[sigcomm] comments from the WWOS (HOTOS) founder

Fred Douglis douglis at acm.org
Tue Oct 25 13:07:28 PDT 2005


I pointed Joe Boykin, who started HOTOS when it was called WWOS, at the 
SIGCOMM discussion.  He replied as follows, and granted permission for 
me to forward to the list, as he's not a subscriber.  I'm ccing him here.

I thought his comments are very helpful:
---

I started WWOS and ran the first bunch of them and most definitely 
helped push others through, so I guess I'm not unbiased.

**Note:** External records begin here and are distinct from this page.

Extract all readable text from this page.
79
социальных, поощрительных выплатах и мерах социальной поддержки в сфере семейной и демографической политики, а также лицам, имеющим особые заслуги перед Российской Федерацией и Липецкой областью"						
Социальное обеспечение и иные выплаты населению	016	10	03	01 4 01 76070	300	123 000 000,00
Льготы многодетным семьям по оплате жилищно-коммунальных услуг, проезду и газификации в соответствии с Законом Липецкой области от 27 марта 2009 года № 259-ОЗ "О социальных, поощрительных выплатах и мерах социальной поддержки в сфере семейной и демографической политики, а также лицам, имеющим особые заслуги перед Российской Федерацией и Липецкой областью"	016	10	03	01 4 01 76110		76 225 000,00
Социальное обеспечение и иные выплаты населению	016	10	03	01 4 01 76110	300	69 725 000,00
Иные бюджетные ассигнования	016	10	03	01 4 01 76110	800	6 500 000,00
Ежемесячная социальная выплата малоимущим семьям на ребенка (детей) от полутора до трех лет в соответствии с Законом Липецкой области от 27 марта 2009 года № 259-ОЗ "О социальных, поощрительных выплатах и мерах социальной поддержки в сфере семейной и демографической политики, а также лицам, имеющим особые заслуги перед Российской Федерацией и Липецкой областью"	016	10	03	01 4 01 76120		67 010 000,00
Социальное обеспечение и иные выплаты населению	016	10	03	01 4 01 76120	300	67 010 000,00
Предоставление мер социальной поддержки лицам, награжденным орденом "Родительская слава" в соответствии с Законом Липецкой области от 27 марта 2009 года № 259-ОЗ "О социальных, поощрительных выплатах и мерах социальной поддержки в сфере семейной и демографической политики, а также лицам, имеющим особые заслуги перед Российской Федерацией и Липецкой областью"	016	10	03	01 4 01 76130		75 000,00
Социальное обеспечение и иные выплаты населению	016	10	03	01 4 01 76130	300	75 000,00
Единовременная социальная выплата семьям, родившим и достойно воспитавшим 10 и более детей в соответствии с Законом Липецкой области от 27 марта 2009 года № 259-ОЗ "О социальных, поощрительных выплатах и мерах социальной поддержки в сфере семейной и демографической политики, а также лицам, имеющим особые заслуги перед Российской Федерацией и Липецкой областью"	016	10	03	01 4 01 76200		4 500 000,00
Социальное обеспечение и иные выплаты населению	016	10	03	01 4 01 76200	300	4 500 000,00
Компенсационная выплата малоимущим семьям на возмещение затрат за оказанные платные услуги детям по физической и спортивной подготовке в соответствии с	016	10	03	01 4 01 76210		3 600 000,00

Personally, I think there are 3 different issues here:

1) What size?

A 'Workshop' is a small (50-75) person event designed with the goal of 
interaction.  Hence, attendees should not be looking for a lecture, but 
a discussion among colleagues.  Workshops are single-topic, indeed, a 
single topic pointed at a particular part of a larger topic.

A 'Conference' is a presentation/lecture type of setting, typically 
100+.  People attend from "all over".  They often are not experts in the 
particular material being discussed.  Topics are varied.

A 'Symposium' is a cross between a Workshop and a Conference. Mostly, 
that means a semi-narrowly focused conference, but not a lot of 
interaction.



2) Who gets to attend, and by what rules?  WWOS and HotOS ran by the 
following set of rules: 60 People max (well, we sometimes went over by a 
bit); Presenters of papers, Conference Organizers, PC members were all 
automatically in.  After that, people who wished to attend needed to 
submit a "position paper".  If we had more people who wanted to attend 
than slots, we chose "intelligently" to get a mixture of people from 
across the board.  Note that you said the CS required FCFS; memory says 
that was not true for Workshops (although it is true for Symposia and 
Conferences).  We were not allowed to discriminate for any reason, but 
we *could* 'balance' attendance.

3) Who sponsors it?
First, small events often lose money, so getting sponsorship is a 'good 
thing'.  Second, having a 'professional' organization behind it means 
you do get conference insurance -- a good thing these days. You also get 
things like credit card processing and the like.  You also get help (if 
needed) negotiating contracts -- let me tell you, hotels *will* try to 
rip off the uninitiated!.  And last, you (usually) get a technical 
conference, not a marketing event.  If you go the corporate only route, 
things often get muddy.  Of course, it all depends on the conference 
organizers, but as it *always* happens, different people come along wtih 
different agendas.

It sounds like the discussion is mixing the 3.